Der Blick der Fachleute mit psychologischem oder
sozialwissenschaftlichem Hintergrund auf heutige Jugendliche
ergänzt und vertieft das Bild, das Jugendstudien meist aus Sicht
der Jugendlichen zeichnen. Heiner Keupp beschreibt anschaulich die
Normalitätskrise unserer spätmodernen Gesellschaft, in der gar
nicht mehr klar ist, was als normales Erwachsensein zu gelten hat.
Ein extremer Wertewandel von der Maxime Selbst-Kontrolle über
Selbst-Verwirklichung hin zum neuen Leitbild Selbst-Management hat
stattgefunden und stellt Jugendliche wie Erwachsene vor große
Herausforderungen (S. 27–29). Entsprechend wollen Jugendliche, wie
Jürgen Junglas darstellt, heute mehr Partizipation als früher und
haben auch rechtmäßigen Anspruch darauf. So gilt zwischen Eltern
und Kindern eine wechselseitige Beistands- und Rücksichtspflicht
(BGB §1619). In Fragen der Erziehung sollen Eltern die wachsenden
Fähigkeiten ihrer Kinder zu selbstständigem verantwortungsbewusstem
Handeln berücksichtigen und bei Fragen der elterlichen Sorge nach
einer Besprechung mit ihrem Kind Einvernehmen anstreben (BGB §1626
Abs. 2).
Klaus Fröhlich-Gildhoff stellt vor, wie sich die Resilienz von
Jugendlichen stärken lässt, also die psychische
Widerstandsfähigkeit gegenüber starken Entwicklungsrisiken und
psychischen Belastungen. Das Vorhandensein stabiler und
wertschätzender Beziehungen zeigt sich hier als stärkster
Schutzfaktor, auch das Erfahren von Sinn und das Wissen um die
Bedeutung der eigenen Existenz im Rahmen eines persönlichen
Glaubens trägt zur Resilienz bei (S. 64f).
Erfreulich nüchtern und wenig alarmierend sind die Beiträge zur
Mediennutzung Jugendlicher und zu sozialen Netzwerken.

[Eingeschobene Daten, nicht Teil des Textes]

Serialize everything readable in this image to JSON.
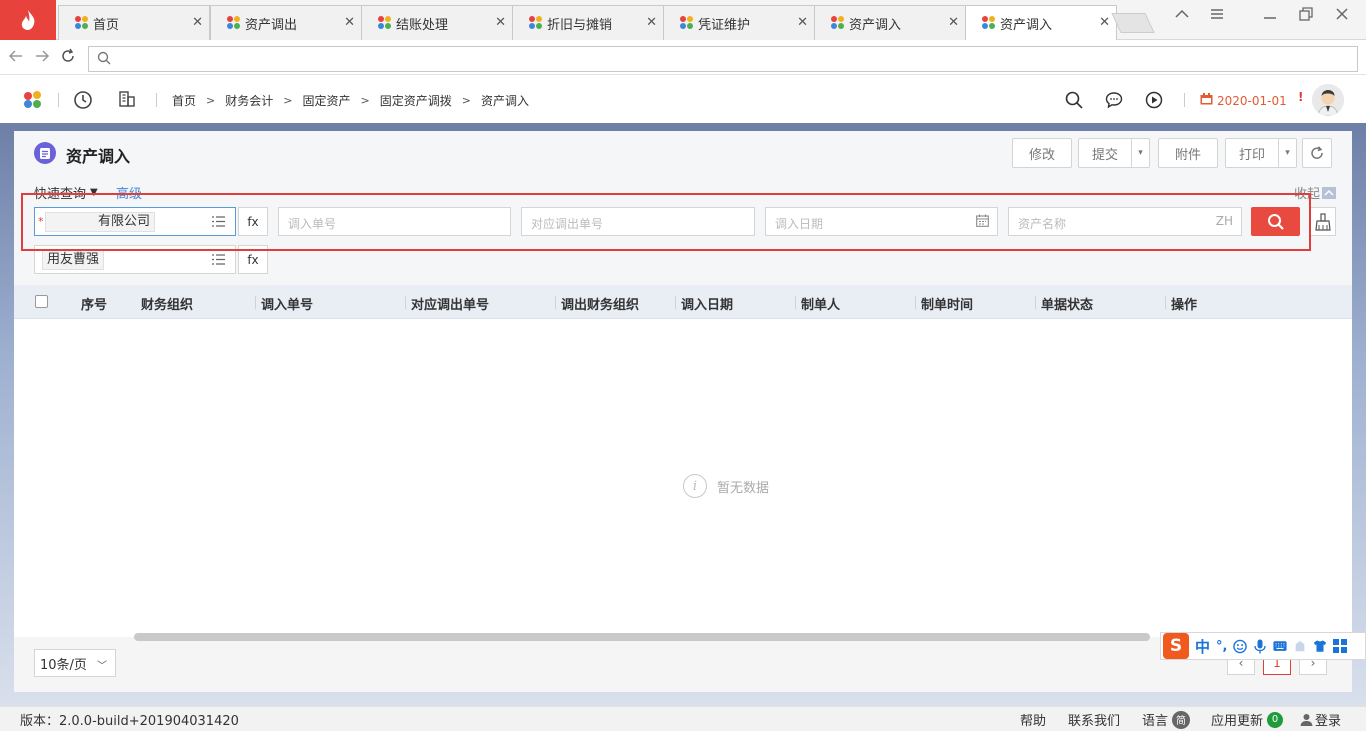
{
  "browser": {
    "tabs": [
      {
        "label": "首页"
      },
      {
        "label": "资产调出"
      },
      {
        "label": "结账处理"
      },
      {
        "label": "折旧与摊销"
      },
      {
        "label": "凭证维护"
      },
      {
        "label": "资产调入"
      },
      {
        "label": "资产调入"
      }
    ],
    "close_glyph": "✕",
    "address_value": ""
  },
  "header": {
    "breadcrumb": [
      "首页",
      "财务会计",
      "固定资产",
      "固定资产调拨",
      "资产调入"
    ],
    "date": "2020-01-01",
    "alert_mark": "!"
  },
  "page": {
    "title": "资产调入",
    "toolbar": {
      "modify": "修改",
      "submit": "提交",
      "attachment": "附件",
      "print": "打印"
    },
    "filters": {
      "quick_query": "快速查询",
      "advanced": "高级",
      "collapse": "收起",
      "org_required_mark": "*",
      "org_value": "有限公司",
      "fx_label": "fx",
      "transfer_in_no_placeholder": "调入单号",
      "transfer_out_no_placeholder": "对应调出单号",
      "transfer_in_date_placeholder": "调入日期",
      "asset_name_placeholder": "资产名称",
      "asset_name_suffix": "ZH",
      "maker_value": "用友曹强"
    },
    "table": {
      "columns": [
        "序号",
        "财务组织",
        "调入单号",
        "对应调出单号",
        "调出财务组织",
        "调入日期",
        "制单人",
        "制单时间",
        "单据状态",
        "操作"
      ],
      "rows": [],
      "empty_text": "暂无数据",
      "empty_icon_glyph": "i"
    },
    "pagination": {
      "page_size": "10条/页",
      "prev": "‹",
      "current": "1",
      "next": "›"
    }
  },
  "ime": {
    "logo": "S",
    "mode": "中",
    "punct": "°,"
  },
  "footer": {
    "version": "版本：2.0.0-build+201904031420",
    "help": "帮助",
    "contact": "联系我们",
    "language": "语言",
    "language_badge": "简",
    "updates": "应用更新",
    "updates_count": "0",
    "login": "登录"
  },
  "colors": {
    "brand_red": "#e8423d",
    "accent_blue": "#3d86d8",
    "date_orange": "#e25c32",
    "title_icon": "#6a62d8"
  }
}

Statt eine
drohende digitale Demenz heraufzubeschwören wird nüchtern abgewogen
und es werden auch die Chancen beschrieben, die das Internet
bietet. Unter fachkundiger psychotherapeutischer Anleitung kann man
durchaus auch online wertvolle positive Rückmeldung erhalten und
lernen, aus virtuellen Freundschaften echte Freundschaften zu
machen (S. 116f). Facebook-Fans werden Sätze wie diesen gern lesen,
der sich gegen die Pathologisierung intensiver Internetnutzung
wendet: »Insbesondere ist dabei noch zu berücksichtigen, dass die
Hauptnutzung des Internets durch Jugendliche insbesondere in der
Pflege sozialer Kontakte (via sozialer Online-Netzwerke) besteht,
und kontaktbezogenes soziales Verhalten als ›Sucht‹ zu bezeichnen
erscheint wenig sinnvoll.» (S.115)
Gut gefallen hat mir auch die übersichtliche Darstellung der
Theorie psychischer Grundbedürfnisse im Jugendalter durch Michael
Borg-Laufs als da wären: Bindung, Orientierung/Kontrolle,
Selbstwertschutz/Selbstwerterhöhung sowie
Lustgewinn/Unlustvermeidung. Wenn es gelingen würde, in unserer
Arbeit mit Jugendlichen diese vier zu berücksichtigen, wäre viel
gewonnen! Auch die Erfahrungen der Psychotherapeutin Silke Birgitta
Gahleitner im Umgang mit schwer erreichbaren, traumatisierten
Jugendlichen sind anregend und ermutigen, Kontakt zu
professioneller psychotherapeutischer Hilfe aufzunehmen und zu
vermitteln, wo nötig.
Fazit: Ein Sammelband, den man gerne liest und guten Gewissens
seiner Buchsammlung einverleiben kann.